The forecast looked good so we started on our final leg for the season (5/28). Phew and yeah. It was a calm, warm ride home which made us feel good about taking our time and being patient for good weather. Later in the afternoon we pulled into Boston Harbor. The place was absolutely hopping during the Memorial Day weekend with countless and all varieties of water vessel zig zagging across the harbor. We tied up at our slip in Charlestown Marina which wrapped up six months of cruising.
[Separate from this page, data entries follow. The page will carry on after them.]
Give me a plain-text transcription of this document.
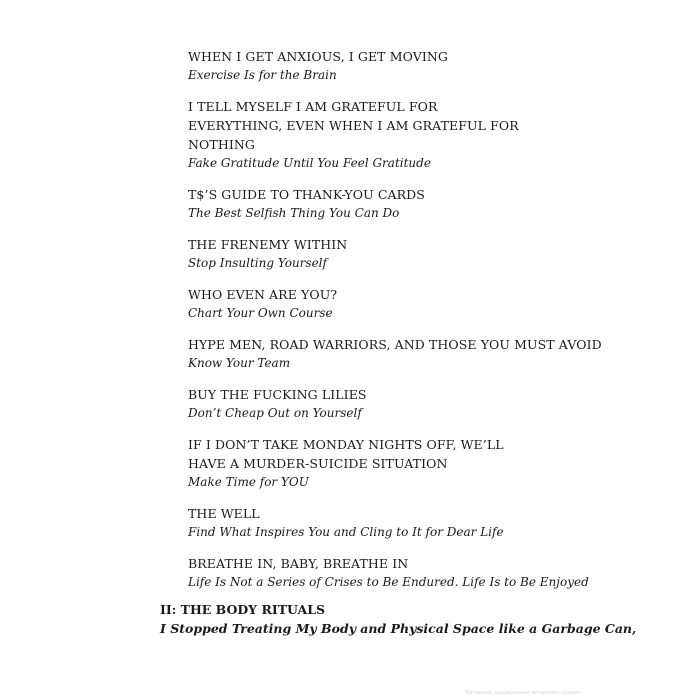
WHEN I GET ANXIOUS, I GET MOVING
Exercise Is for the Brain
I TELL MYSELF I AM GRATEFUL FOR EVERYTHING, EVEN WHEN I AM GRATEFUL FOR NOTHING
Fake Gratitude Until You Feel Gratitude
T$’S GUIDE TO THANK-YOU CARDS
The Best Selfish Thing You Can Do
THE FRENEMY WITHIN
Stop Insulting Yourself
WHO EVEN ARE YOU?
Chart Your Own Course
HYPE MEN, ROAD WARRIORS, AND THOSE YOU MUST AVOID
Know Your Team
BUY THE FUCKING LILIES
Don’t Cheap Out on Yourself
IF I DON’T TAKE MONDAY NIGHTS OFF, WE’LL HAVE A MURDER-SUICIDE SITUATION
Make Time for YOU
THE WELL
Find What Inspires You and Cling to It for Dear Life
BREATHE IN, BABY, BREATHE IN
Life Is Not a Series of Crises to Be Endured. Life Is to Be Enjoyed
II: THE BODY RITUALS
I Stopped Treating My Body and Physical Space like a Garbage Can,
Материал, защищенный авторским правом
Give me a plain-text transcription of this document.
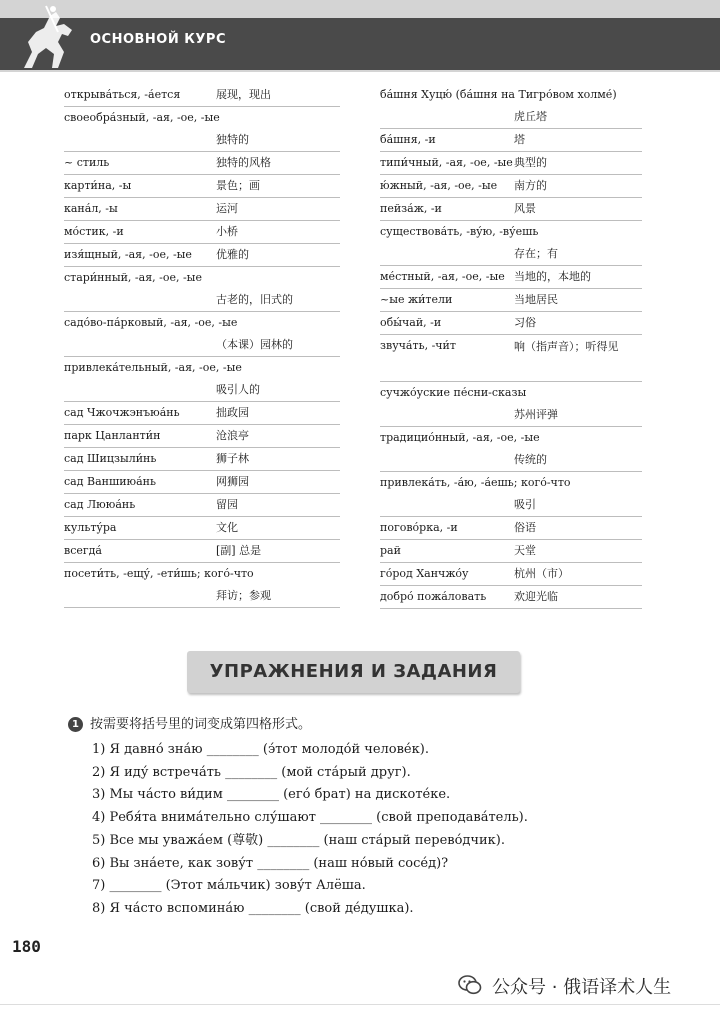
ОСНОВНОЙ КУРС
открыва́ться, -а́ется	展现，现出
своеобра́зный, -ая, -ое, -ые
独特的
~ стиль	独特的风格
карти́на, -ы	景色；画
кана́л, -ы	运河
мо́стик, -и	小桥
изя́щный, -ая, -ое, -ые 优雅的
стари́нный, -ая, -ое, -ые
古老的，旧式的
садо́во-па́рковый, -ая, -ое, -ые
（本课）园林的
привлека́тельный, -ая, -ое, -ые
吸引人的
сад Чжочжэнъюа́нь	拙政园
парк Цанланти́н	沧浪亭
сад Шицзыли́нь	狮子林
сад Ваншиюа́нь	网狮园
сад Лююа́нь	留园
культу́ра	文化
всегда́	[副] 总是
посети́ть, -ещу́, -ети́шь; кого́-что
拜访；参观
ба́шня Хуцю́ (ба́шня на Тигро́вом холме́)
虎丘塔
ба́шня, -и	塔
типи́чный, -ая, -ое, -ые 典型的
ю́жный, -ая, -ое, -ые 南方的
пейза́ж, -и	风景
существова́ть, -ву́ю, -ву́ешь
存在；有
ме́стный, -ая, -ое, -ые 当地的，本地的
~ые жи́тели	当地居民
обы́чай, -и	习俗
звуча́ть, -чи́т	响（指声音）；听得见
сучжо́уские пе́сни-сказы
苏州评弹
традицио́нный, -ая, -ое, -ые
传统的
привлека́ть, -а́ю, -а́ешь; кого́-что
吸引
погово́рка, -и	俗语
рай	天堂
го́род Ханчжо́у	杭州（市）
добро́ пожа́ловать	欢迎光临
УПРАЖНЕНИЯ И ЗАДАНИЯ
1 按需要将括号里的词变成第四格形式。
1) Я давно́ зна́ю ________ (э́тот молодо́й челове́к).
2) Я иду́ встреча́ть ________ (мой ста́рый друг).
3) Мы ча́сто ви́дим ________ (его́ брат) на дискоте́ке.
4) Ребя́та внима́тельно слу́шают ________ (свой преподава́тель).
5) Все мы уважа́ем (尊敬) ________ (наш ста́рый перево́дчик).
6) Вы зна́ете, как зову́т ________ (наш но́вый сосе́д)?
7) ________ (Этот ма́льчик) зову́т Алёша.
8) Я ча́сто вспомина́ю ________ (свой де́душка).
180
公众号 · 俄语译术人生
Our cruising season was a bit chillier and a bit wetter than usual due to El Nino conditions but we were able to see all that we had hoped to see; 1) spend one month in Key West, 2) cruise the waters of Georgia, 3) cruise up the Potomac River to anchor off of Washington DC and 4) stay in new places so that our arsenal of port options up and down the eastern seaboard will be greater. It was awesome!We will spend the summer back at our "home on dirt" reconnecting with friends and family and scattering in a few boat projects here and there…plus a bit of New England cruising, too. My blogs will most likely not start up again until the Fall. Have a great summer and see ya in a few months for the winter cruising season when we will again head south…Bahamas, Cuba…who knows.